Der Band will die Entstehung der Rede von der Hölle in der Bibel und in ihrem literarischen Umfeld nachzeichnen und dabei traditionsgeschichtliche Linien von der Antike bis in die Gegenwart aufzeigen. Dabei fragt er danach, welche ethischen Implikationen die Rede von der Hölle hat und wie sie sich mit dem universalen Heilswillen Gottes angesichts der Mächtigkeit des Bösen verträgt: Wie ist der Zusammenhang zwischen der Drohung mit der Hölle und der Bereitschaft zur Umkehr des Menschen?

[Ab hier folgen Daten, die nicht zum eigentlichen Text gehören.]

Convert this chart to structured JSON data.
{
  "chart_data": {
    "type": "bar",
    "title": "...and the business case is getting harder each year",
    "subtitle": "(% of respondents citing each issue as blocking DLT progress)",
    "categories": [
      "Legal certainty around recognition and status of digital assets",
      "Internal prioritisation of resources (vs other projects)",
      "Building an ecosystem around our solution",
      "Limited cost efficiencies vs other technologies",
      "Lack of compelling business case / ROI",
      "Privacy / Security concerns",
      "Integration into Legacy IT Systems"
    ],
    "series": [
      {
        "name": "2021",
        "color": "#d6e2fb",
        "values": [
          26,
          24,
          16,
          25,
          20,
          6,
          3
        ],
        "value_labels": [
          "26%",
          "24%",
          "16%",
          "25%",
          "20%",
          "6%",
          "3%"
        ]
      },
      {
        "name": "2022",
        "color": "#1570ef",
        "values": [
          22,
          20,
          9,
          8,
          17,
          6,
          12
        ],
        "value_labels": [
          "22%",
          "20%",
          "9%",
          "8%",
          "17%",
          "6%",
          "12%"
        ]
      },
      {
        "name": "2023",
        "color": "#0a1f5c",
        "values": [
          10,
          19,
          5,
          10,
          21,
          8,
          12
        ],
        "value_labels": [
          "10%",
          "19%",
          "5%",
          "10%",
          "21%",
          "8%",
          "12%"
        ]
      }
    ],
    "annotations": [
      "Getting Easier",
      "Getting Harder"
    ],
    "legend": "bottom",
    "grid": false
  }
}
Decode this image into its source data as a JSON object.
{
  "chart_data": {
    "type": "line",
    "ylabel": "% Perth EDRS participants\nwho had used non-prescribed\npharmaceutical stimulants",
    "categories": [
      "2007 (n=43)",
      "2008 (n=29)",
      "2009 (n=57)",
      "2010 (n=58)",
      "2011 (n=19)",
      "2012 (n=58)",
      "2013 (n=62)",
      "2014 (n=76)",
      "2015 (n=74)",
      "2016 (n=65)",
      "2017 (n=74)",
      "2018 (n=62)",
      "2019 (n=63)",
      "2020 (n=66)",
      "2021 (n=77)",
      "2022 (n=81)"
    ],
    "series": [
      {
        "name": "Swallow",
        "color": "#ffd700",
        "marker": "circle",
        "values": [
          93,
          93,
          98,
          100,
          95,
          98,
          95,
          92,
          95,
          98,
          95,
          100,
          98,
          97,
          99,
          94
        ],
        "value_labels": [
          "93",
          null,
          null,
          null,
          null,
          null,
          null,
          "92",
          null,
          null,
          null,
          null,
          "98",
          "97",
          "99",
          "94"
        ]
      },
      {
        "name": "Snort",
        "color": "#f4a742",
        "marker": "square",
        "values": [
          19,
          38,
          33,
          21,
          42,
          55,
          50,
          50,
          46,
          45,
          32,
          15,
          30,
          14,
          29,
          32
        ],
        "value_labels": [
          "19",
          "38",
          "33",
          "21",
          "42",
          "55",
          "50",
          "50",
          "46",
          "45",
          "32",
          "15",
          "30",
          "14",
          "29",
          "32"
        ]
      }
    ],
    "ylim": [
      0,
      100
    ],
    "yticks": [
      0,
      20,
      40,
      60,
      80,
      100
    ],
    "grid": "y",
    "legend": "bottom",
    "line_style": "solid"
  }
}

Wie kann von ‚Hölle‘ gesprochen werden im Kontext der (scheinbaren) Spannung zwischen Gottes Gerechtigkeit und Barmherzigkeit, von Erwählung und Verwerfung von Geschöpfen? Welche Berechtigung hat die Hoffnung auf eine Versöhnung aller Geschöpfe miteinander am Ende der Tage? Welche eschatologischen Erwartungen von einem Ort bleibender Gottesferne bedürfen der konstruktiven theologischen Kritik? Und welche Resonanz und Relevanz haben Höllenvorstellungen in der gegenwärtigen Lebenswelt und Kultur?